3 Common Pitfalls of Design Teams


This is a great post via Mike Darga's game design blog. This is a good start and I will be adding to this over time.

Over the past few years, I've noticed 3 difficulties that design teams of all shapes and sizes seem to have in common. Fortunately, these problems are all easy to diagnose and correct, with a little discipline.

1. Good designers talking past and frustrating each other because they've failed to agree what problem they're trying to solve.

Many "bad" design suggestions are actually good solutions to misdiagnosed problems.

If you've ever heard a very smart person suggest what you think is a very stupid solution to a problem, chances are that the two of you simply don't agree on what the problem is. This happens constantly in game development. Everyone may agree that a feature needs some work, but don't assume that everyone is on the same page with regard to what is wrong with it.

Solution: Taking 5 minutes at the beginning of a brainstorming meeting to list and prioritize the problems that need to be solved can save everyone a huge amount of misunderstanding, frustration, and extra work. It will also make the meeting much shorter, and provide a criterion by which to evaluate proposed solutions. For example, if problems have been listed and prioritized numerically, a solution that improves problems 2 and 3 but makes problem 1 worse can be easily discarded without argument.

2. Rushing through brainstorming and design to implementation, only to throw away all that work later.

Iterating mentally, on paper, and in brainstorms is easy and cheap. Redoing work and throwing away features is hard and expensive.

Game design is often like one of those old parables about a mischevious genie: you have to be very careful how you phrase your wishes. Often getting exactly what you said you wanted can result in gameplay that is unsatisfying, frustrating, or easily exploitable. This is especially true in MMOs or other large games where many systems can have strange interactions.

Sometimes an otherwise well-designed system can interact in strange ways with your player experience or IP. For example, it's a common practice to fight weak enemies at the beginning of a game, and work up from there, but if you're making a Superman game, you'll have to think very carefully about how weak those enemies will be before it seems strange that they pose a threat. Perhaps the easiest enemies in aSuperman game should be soldiers with flamethrowers, when in a World War II game those might be the most difficult enemies at the end of the game.

Solution: Fully write out docs for any new system or feature, even if it's one that will be "just like we did it last time" or "just like the one in game x." Even if the feature manages to be the same as it was before, the game surrounding it is not. Make note of features that are likely to have strange interactions with the new system, and follow up with the owners of those systems to make sure an ideal interaction is agreed upon and recorded in the design doc.

Make a point to think about and discuss how aspects of the game will actually FEEL, not just how much effort it will take to implement them. Describe it out loud, act it out, or draw it on the white board. Also make sure to consider how the game will feel when the player fails, not just when they succeed. It may feel fine for Superman to throw around a bunch of bank robbers, but how will it feel if one of the bank robbers actually kills Superman with his pistol? Maybe that enemy shouldn't be in the game at all, or maybe Superman shoudn't be able to die in the first place.

3. Thinking of polish as something that only happens right before the game ships.

Real polish is a mindset or value, not a stage of development. It's something that begins in preproduction and never ends, not a coat of paint to apply right before the game ships.

Developers like Blizzard and Valve are known equally for the quality of their games and for the long amount of time they spend working on them. Clearly the extra time gives them opportunity for lots of iteration, but I'd wager that given a hard deadline both those companies would make a more polished game in one year than many other dev houses.

There are lots of problems with roughing something in and intending to go back and polish it later:

* If the person who was intending to fix it either forgets, moves off the team, or leaves the company, it will either never be fixed, or be fixed by someone who did not originally implement it, taking longer and possibly even introducing more problems.

* If the team was reserving 4 months at the end of production for polish but ends up having to ship the game 4 months early, the game will have lots of unpolished content, instead of less content that is still polished.
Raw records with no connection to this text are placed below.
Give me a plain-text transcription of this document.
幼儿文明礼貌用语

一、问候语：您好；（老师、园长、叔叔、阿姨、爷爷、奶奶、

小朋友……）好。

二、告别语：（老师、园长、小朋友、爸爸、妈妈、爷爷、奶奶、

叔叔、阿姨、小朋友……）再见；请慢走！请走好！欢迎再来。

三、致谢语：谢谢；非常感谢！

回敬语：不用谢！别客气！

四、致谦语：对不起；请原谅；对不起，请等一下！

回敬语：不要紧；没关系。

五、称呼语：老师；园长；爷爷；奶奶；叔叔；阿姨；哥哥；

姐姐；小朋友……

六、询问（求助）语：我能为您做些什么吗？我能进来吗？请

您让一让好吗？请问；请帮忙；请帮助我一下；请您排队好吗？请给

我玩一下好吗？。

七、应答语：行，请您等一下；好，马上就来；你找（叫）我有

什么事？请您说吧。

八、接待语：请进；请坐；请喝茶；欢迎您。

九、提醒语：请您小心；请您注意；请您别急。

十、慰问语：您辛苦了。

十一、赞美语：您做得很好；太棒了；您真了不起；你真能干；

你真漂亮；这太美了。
* Revisiting content or a system to add more polish often requires more time from Art, Engineering, and QA, all of whom may have considered themselves finished with the element in question. This will either cause the schedule of the whole project to need reshuffling, or result in the feature never receiving the polish at all.

* If a polished version of a feature is never considered during initial design, it's possible that it will be implemented in a way that does not allow the additional functionality to be added in later. Then the only two choices are to tear out the system and re-implement it, or to leave it unpolished.

Solution: Always take the time to polish designs, implementation, and tuning as much as possible right up front. If it's absolutely impossible to get something polished properly due to tech that's not yet implemented, at least make tasks or bugs for each of the fixes needed and hold onto them, so the fixes won't be forgotten.

Planning to spend time at the end of the project to further polish is a great idea, and can make a big difference to quality, but it's important to develop as though that time will never come, because it often won't.